Lower the "hammer" on a striker fired pistol? Pull the trigger. After looking to see that it is empty.
What you are describing is dry firing, not "lowering the hammer".
We're going to disagree on terms, here. When I say "lower the hammer" I mean, without FIRING the gun. Decock, if you prefer. Ok, if you got a button (or a lever) that does it, cool. If you don't then its something you can't do without a hammer.
I'm pretty confident that the grip safety was included in the M1911 design because, prior to the Series 80, it had no firing pin block;
You may be pretty confident, but you'd be wrong.
The grip safety was an original part of Browning's design. In fact, it was the ONLY safety on the prototype submitted for original testing.
Browning considered that the grip safety, alone was enough. There are earlier Browning designs that only have a grip safety. Browning was a genius at gun design, but he wasn't a soldier, or a gun fighter. Features that users might consider important didn't always occur to him, until pointed out.
The Army tested his pistol, and the Cavalry (the most influential branch at the time) wanted a different safety. A positive, manual safety. (the concern was the risk re-holstering a cocked pistol with only a grip safety)
Browning then added the "safety lock" commonly called the thumb safety, to his next prototype, and that design was accepted, and became the 1911. It had nothing at all to do with the design not having a firing pin block.

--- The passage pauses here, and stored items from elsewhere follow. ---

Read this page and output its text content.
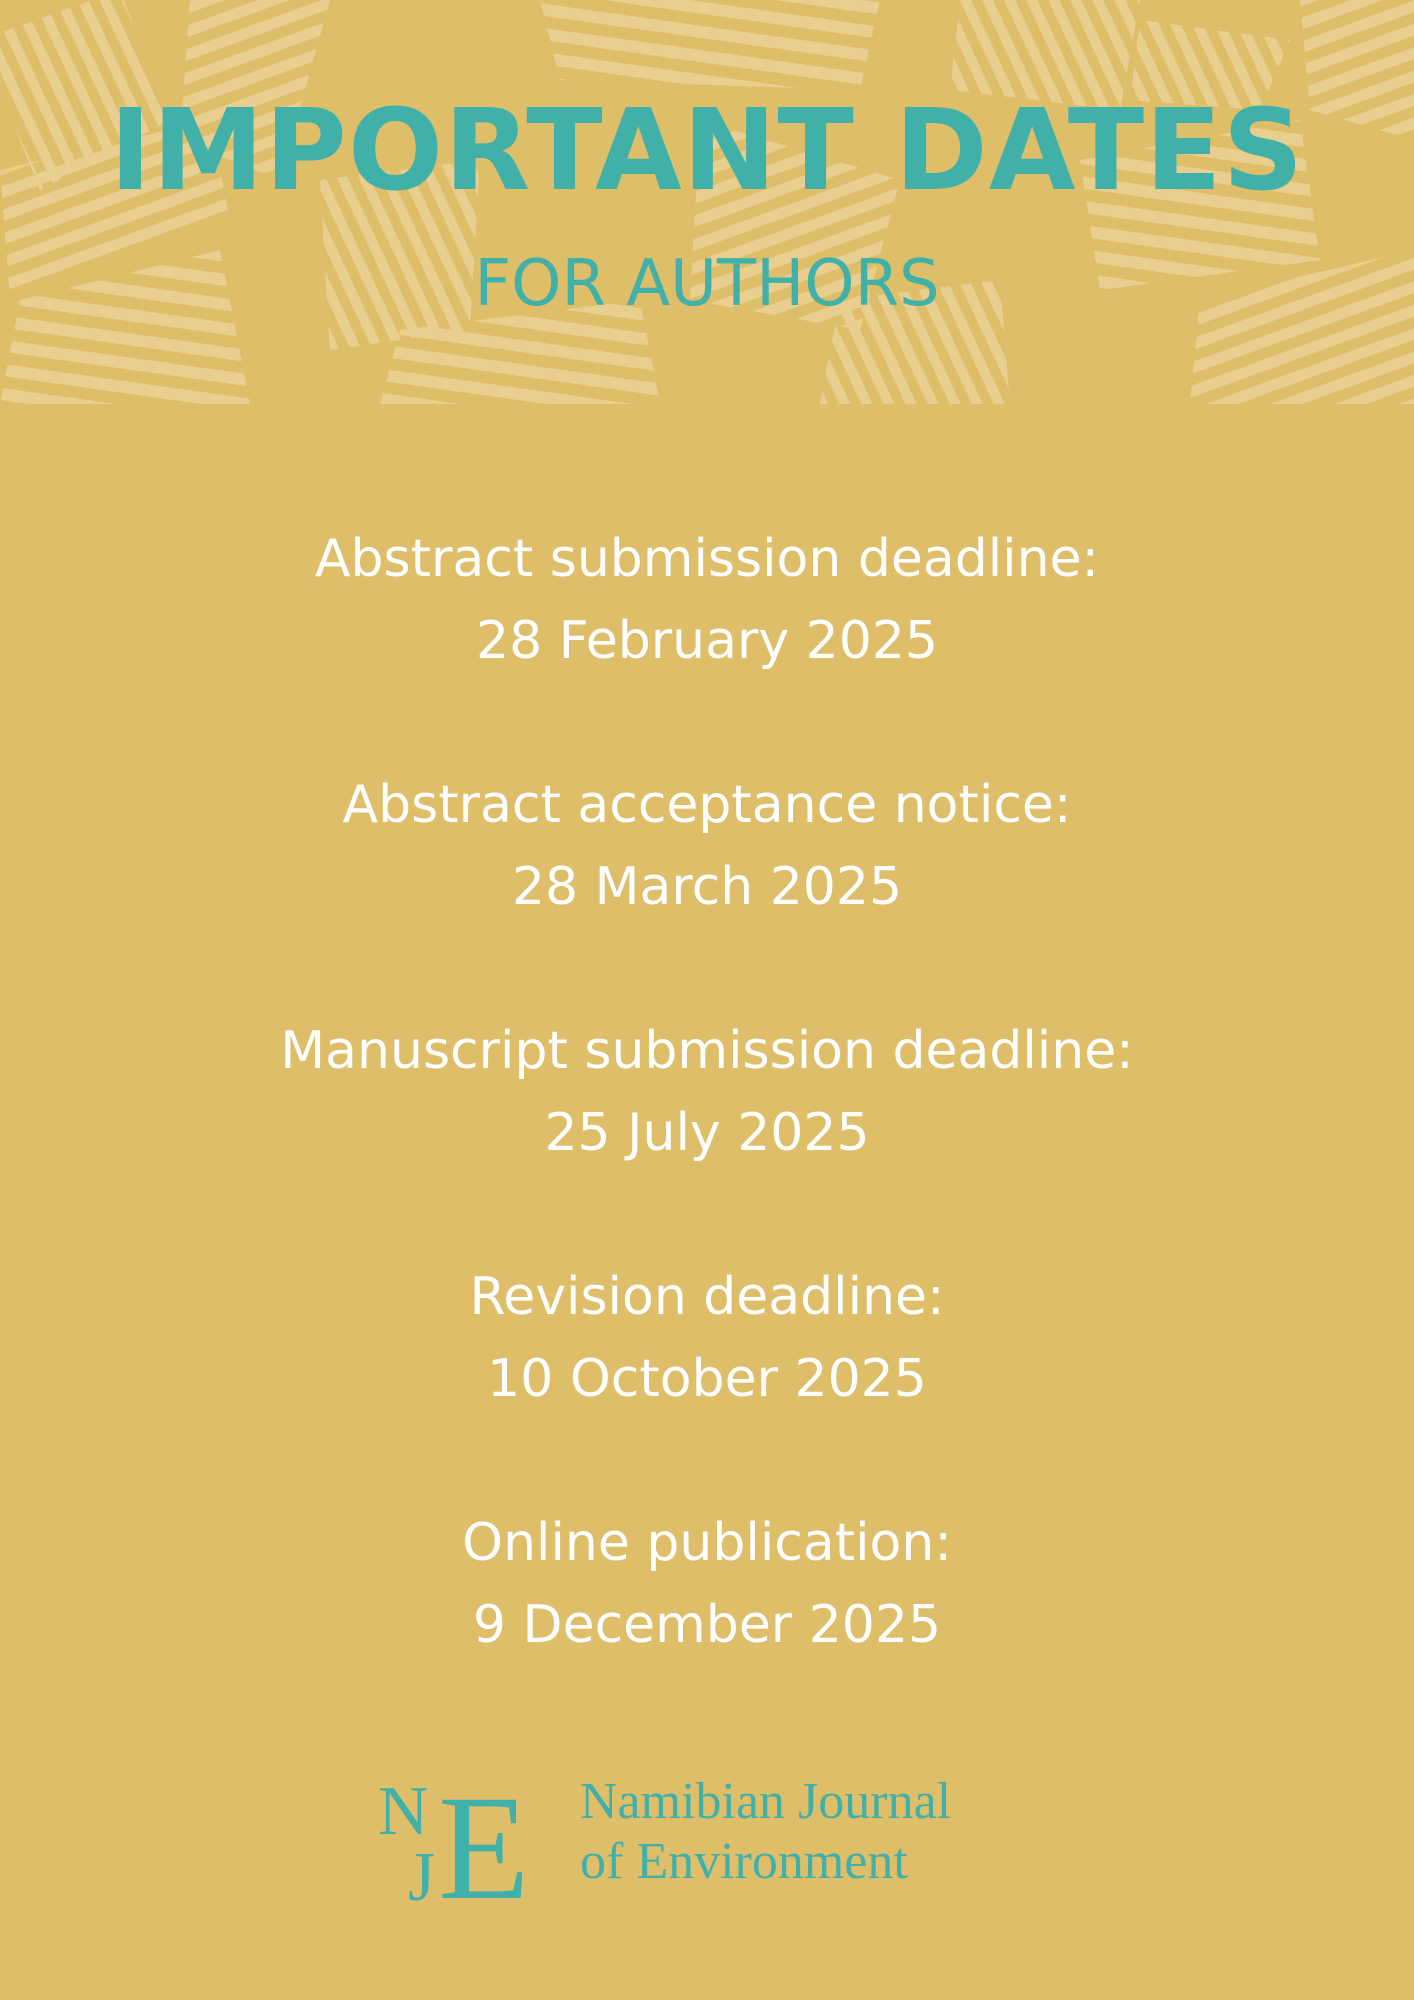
IMPORTANT DATES
FOR AUTHORS
Abstract submission deadline:
28 February 2025
Abstract acceptance notice:
28 March 2025
Manuscript submission deadline:
25 July 2025
Revision deadline:
10 October 2025
Online publication:
9 December 2025
N
J E Namibian Journal
of Environment
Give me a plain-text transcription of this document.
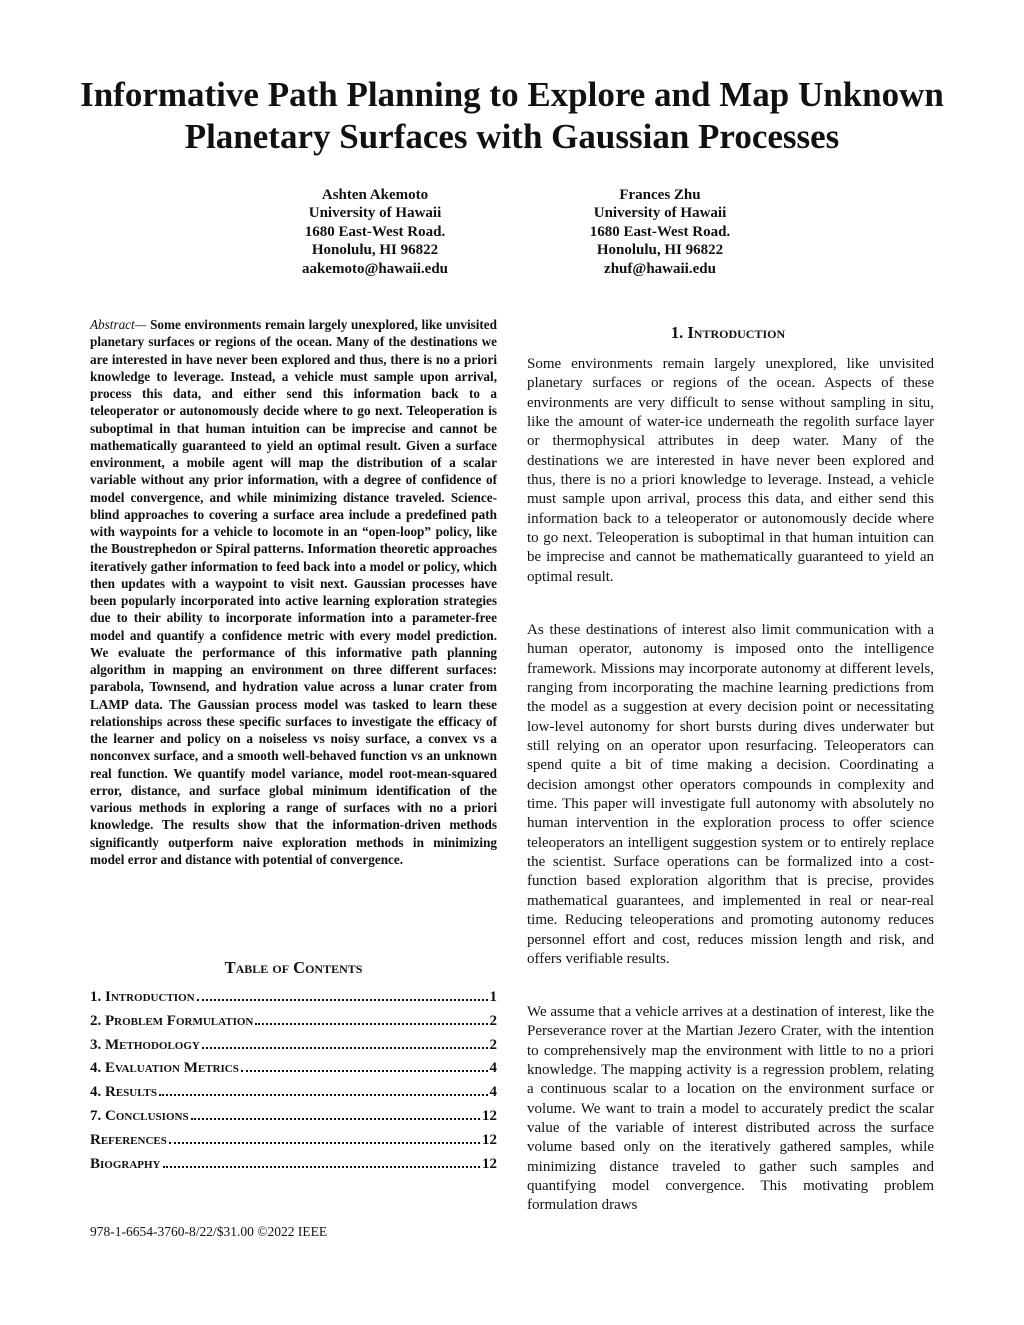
Informative Path Planning to Explore and Map Unknown Planetary Surfaces with Gaussian Processes
Ashten Akemoto
University of Hawaii
1680 East-West Road.
Honolulu, HI 96822
aakemoto@hawaii.edu
Frances Zhu
University of Hawaii
1680 East-West Road.
Honolulu, HI 96822
zhuf@hawaii.edu

Abstract— Some environments remain largely unexplored, like unvisited planetary surfaces or regions of the ocean. Many of the destinations we are interested in have never been explored and thus, there is no a priori knowledge to leverage. Instead, a vehicle must sample upon arrival, process this data, and either send this information back to a teleoperator or autonomously decide where to go next. Teleoperation is suboptimal in that human intuition can be imprecise and cannot be mathematically guaranteed to yield an optimal result. Given a surface environment, a mobile agent will map the distribution of a scalar variable without any prior information, with a degree of confidence of model convergence, and while minimizing distance traveled. Science-blind approaches to covering a surface area include a predefined path with waypoints for a vehicle to locomote in an “open-loop” policy, like the Boustrephedon or Spiral patterns. Information theoretic approaches iteratively gather information to feed back into a model or policy, which then updates with a waypoint to visit next. Gaussian processes have been popularly incorporated into active learning exploration strategies due to their ability to incorporate information into a parameter-free model and quantify a confidence metric with every model prediction. We evaluate the performance of this informative path planning algorithm in mapping an environment on three different surfaces: parabola, Townsend, and hydration value across a lunar crater from LAMP data. The Gaussian process model was tasked to learn these relationships across these specific surfaces to investigate the efficacy of the learner and policy on a noiseless vs noisy surface, a convex vs a nonconvex surface, and a smooth well-behaved function vs an unknown real function. We quantify model variance, model root-mean-squared error, distance, and surface global minimum identification of the various methods in exploring a range of surfaces with no a priori knowledge. The results show that the information-driven methods significantly outperform naive exploration methods in minimizing model error and distance with potential of convergence.

Table of Contents
1. Introduction	1
2. Problem Formulation	2
3. Methodology	2
4. Evaluation Metrics	4
4. Results	4
7. Conclusions	12
References	12
Biography	12
978-1-6654-3760-8/22/$31.00 ©2022 IEEE
1. Introduction

Some environments remain largely unexplored, like unvisited planetary surfaces or regions of the ocean. Aspects of these environments are very difficult to sense without sampling in situ, like the amount of water-ice underneath the regolith surface layer or thermophysical attributes in deep water. Many of the destinations we are interested in have never been explored and thus, there is no a priori knowledge to leverage. Instead, a vehicle must sample upon arrival, process this data, and either send this information back to a teleoperator or autonomously decide where to go next. Teleoperation is suboptimal in that human intuition can be imprecise and cannot be mathematically guaranteed to yield an optimal result.

As these destinations of interest also limit communication with a human operator, autonomy is imposed onto the intelligence framework. Missions may incorporate autonomy at different levels, ranging from incorporating the machine learning predictions from the model as a suggestion at every decision point or necessitating low-level autonomy for short bursts during dives underwater but still relying on an operator upon resurfacing. Teleoperators can spend quite a bit of time making a decision. Coordinating a decision amongst other operators compounds in complexity and time. This paper will investigate full autonomy with absolutely no human intervention in the exploration process to offer science teleoperators an intelligent suggestion system or to entirely replace the scientist. Surface operations can be formalized into a cost-function based exploration algorithm that is precise, provides mathematical guarantees, and implemented in real or near-real time. Reducing teleoperations and promoting autonomy reduces personnel effort and cost, reduces mission length and risk, and offers verifiable results.

We assume that a vehicle arrives at a destination of interest, like the Perseverance rover at the Martian Jezero Crater, with the intention to comprehensively map the environment with little to no a priori knowledge. The mapping activity is a regression problem, relating a continuous scalar to a location on the environment surface or volume. We want to train a model to accurately predict the scalar value of the variable of interest distributed across the surface volume based only on the iteratively gathered samples, while minimizing distance traveled to gather such samples and quantifying model convergence. This motivating problem formulation draws
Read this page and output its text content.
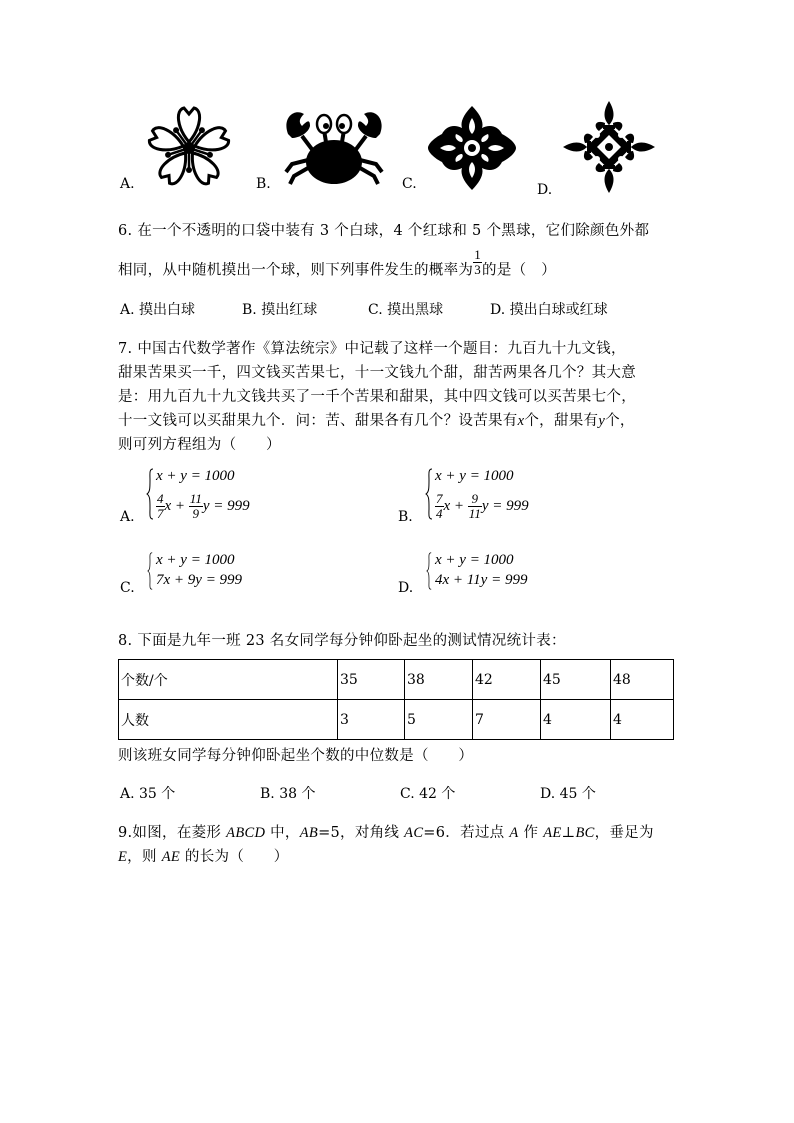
A.	B.	C.	D.
6. 在一个不透明的口袋中装有 3 个白球，4 个红球和 5 个黑球，它们除颜色外都
相同，从中随机摸出一个球，则下列事件发生的概率为 $\frac{1}{3}$ 的是（　）
A. 摸出白球	B. 摸出红球	C. 摸出黑球	D. 摸出白球或红球
7. 中国古代数学著作《算法统宗》中记载了这样一个题目：九百九十九文钱，
甜果苦果买一千，四文钱买苦果七，十一文钱九个甜，甜苦两果各几个？其大意
是：用九百九十九文钱共买了一千个苦果和甜果，其中四文钱可以买苦果七个，
十一文钱可以买甜果九个．问：苦、甜果各有几个？设苦果有x个，甜果有y个，
则可列方程组为（　　）
A.
x + y = 1000
$\frac{4}{7}$ $x + \frac{11}{9}$ y = 999
B.
x + y = 1000
$\frac{7}{4}$ $x + \frac{9}{11}$ y = 999
C.
x + y = 1000
7x + 9y = 999	D.
x + y = 1000
4x + 11y = 999
8. 下面是九年一班 23 名女同学每分钟仰卧起坐的测试情况统计表：
个数/个	35	38	42	45	48
人数	3	5	7	4	4
则该班女同学每分钟仰卧起坐个数的中位数是（　　）
A. 35 个	B. 38 个	C. 42 个	D. 45 个
9.如图，在菱形 ABCD 中，AB=5，对角线 AC=6．若过点 A 作 AE⊥BC，垂足为
E，则 AE 的长为（　　）
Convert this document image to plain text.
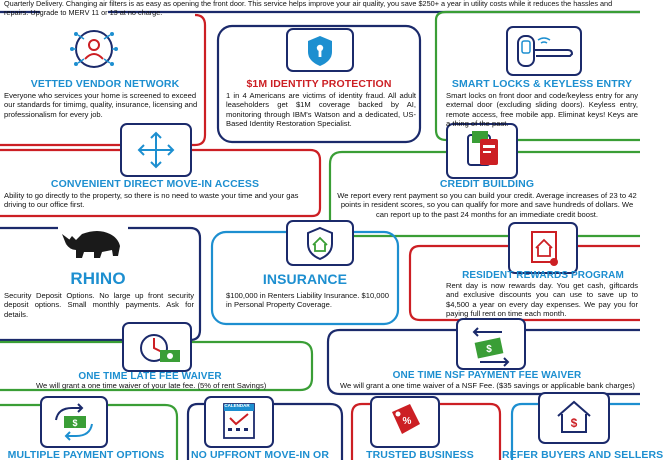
Quarterly Delivery. Changing air filters is as easy as opening the front door. This service helps improve your air quality, you save $250+ a year in utility costs while it reduces the hassles and repairs. Upgrade to MERV 11 or 13 at no charge.
VETTED VENDOR NETWORK
Everyone who services your home is screened to exceed our standards for timimg, quality, insurance, licensing and professionalism for every job.
$1M IDENTITY PROTECTION
1 in 4 Americans are victims of identity fraud. All adult leaseholders get $1M coverage backed by AI, monitoring through IBM's Watson and a dedicated, US-Based Identity Restoration Specialist.
SMART LOCKS & KEYLESS ENTRY
Smart locks on front door and code/keyless entry for any external door (excluding sliding doors). Keyless entry, remote access, free mobile app. Eliminat keys! Keys are a thing of the past.
CONVENIENT DIRECT MOVE-IN ACCESS
Ability to go directly to the property, so there is no need to waste your time and your gas driving to our office first.
CREDIT BUILDING
We report every rent payment so you can build your credit. Average increases of 23 to 42 points in resident scores, so you can qualify for more and save hundreds of dollars. We can report up to the past 24 months for an immediate credit boost.
RHINO
Security Deposit Options. No large up front security deposit options. Small monthly payments. Ask for details.
INSURANCE
$100,000 in Renters Liability Insurance. $10,000 in Personal Property Coverage.
RESIDENT REWARDS PROGRAM
Rent day is now rewards day. You get cash, giftcards and exclusive discounts you can use to save up to $4,500 a year on every day expenses. We pay you for paying full rent on time each month.
ONE TIME LATE FEE WAIVER
We will grant a one time waiver of your late fee. (5% of rent Savings)
$
ONE TIME NSF PAYMENT FEE WAIVER
We will grant a one time waiver of a NSF Fee. ($35 savings or applicable bank charges)
$
MULTIPLE PAYMENT OPTIONS
CALENDAR
NO UPFRONT MOVE-IN OR
%
TRUSTED BUSINESS
$
REFER BUYERS AND SELLERS
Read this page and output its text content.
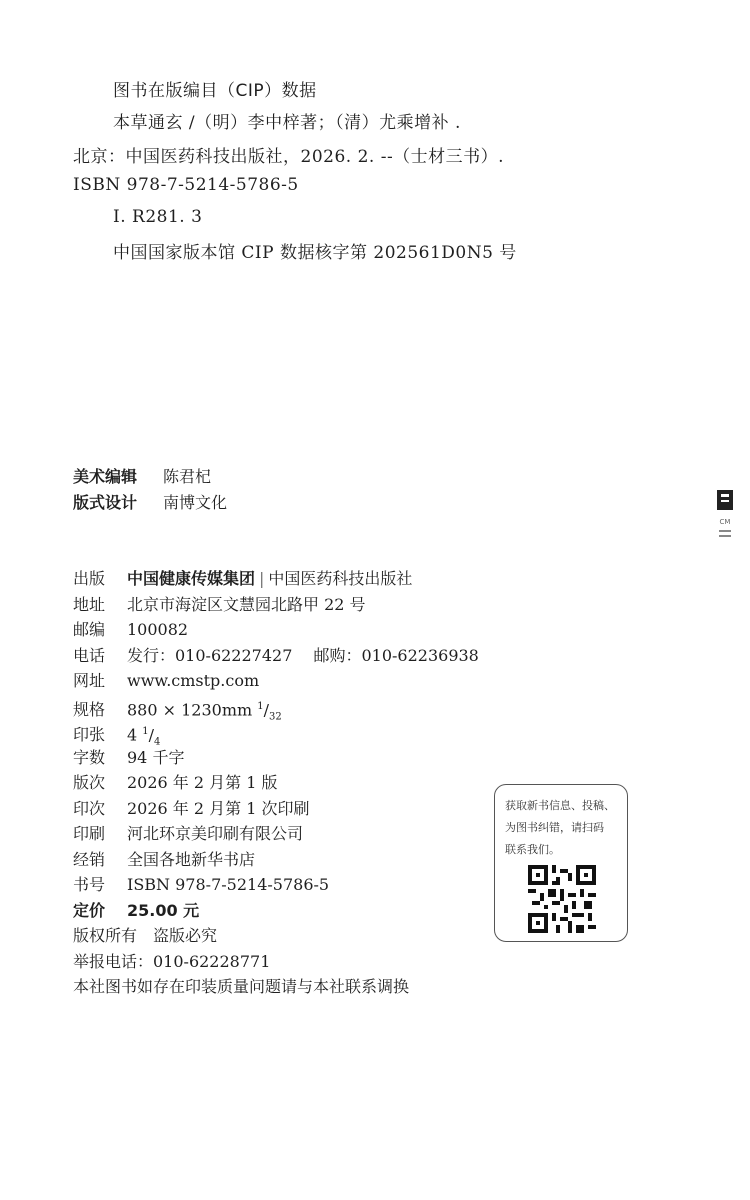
图书在版编目（CIP）数据
本草通玄 /（明）李中梓著；（清）尤乘增补 .
北京：中国医药科技出版社，2026. 2. --（士材三书）.
ISBN 978-7-5214-5786-5
Ⅰ. R281. 3
中国国家版本馆 CIP 数据核字第 202561D0N5 号
美术编辑 陈君杞
版式设计 南博文化
出版 中国健康传媒集团 | 中国医药科技出版社
地址 北京市海淀区文慧园北路甲 22 号
邮编 100082
电话 发行：010-62227427　 邮购：010-62236938
网址 www.cmstp.com
规格 880 × 1230mm $^1/_{32}$
印张 4 $^1/_4$
字数 94 千字
版次 2026 年 2 月第 1 版
印次 2026 年 2 月第 1 次印刷
印刷 河北环京美印刷有限公司
经销 全国各地新华书店
书号 ISBN 978-7-5214-5786-5
定价 25.00 元
版权所有　盗版必究
举报电话：010-62228771
本社图书如存在印装质量问题请与本社联系调换
获取新书信息、投稿、
为图书纠错，请扫码
联系我们。
CM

if I'm right about that, the grip safety on 1911-style pistols became vestigial on Series 80 pistols.
I don't see how it can be considered vestigial on series 80 pistols, the grip safety on series 80 pistols does exactly the same job, exactly the same way as it has since the original design. And that job is not, and never was to keep the firing pin from moving without the trigger being pulled. That job is done by other parts. The job of the grip safety is to keep the pistol from firing if the trigger was pulled without the hand in the proper firing grip.
Remember, it's a mistake to apply current standards of thinking to things designed over 100 years ago. People had a different idea of acceptable risk in those days than we do today. The 1911 design, with its inertia firing pin, grip safety, and a manual safety was one of, if not the most "drop safe" guns of its era.
And the thinking of that era did not require a pistol to be 100% drop safe unlike today. 98 or 99% was considered really safe, not just good enough.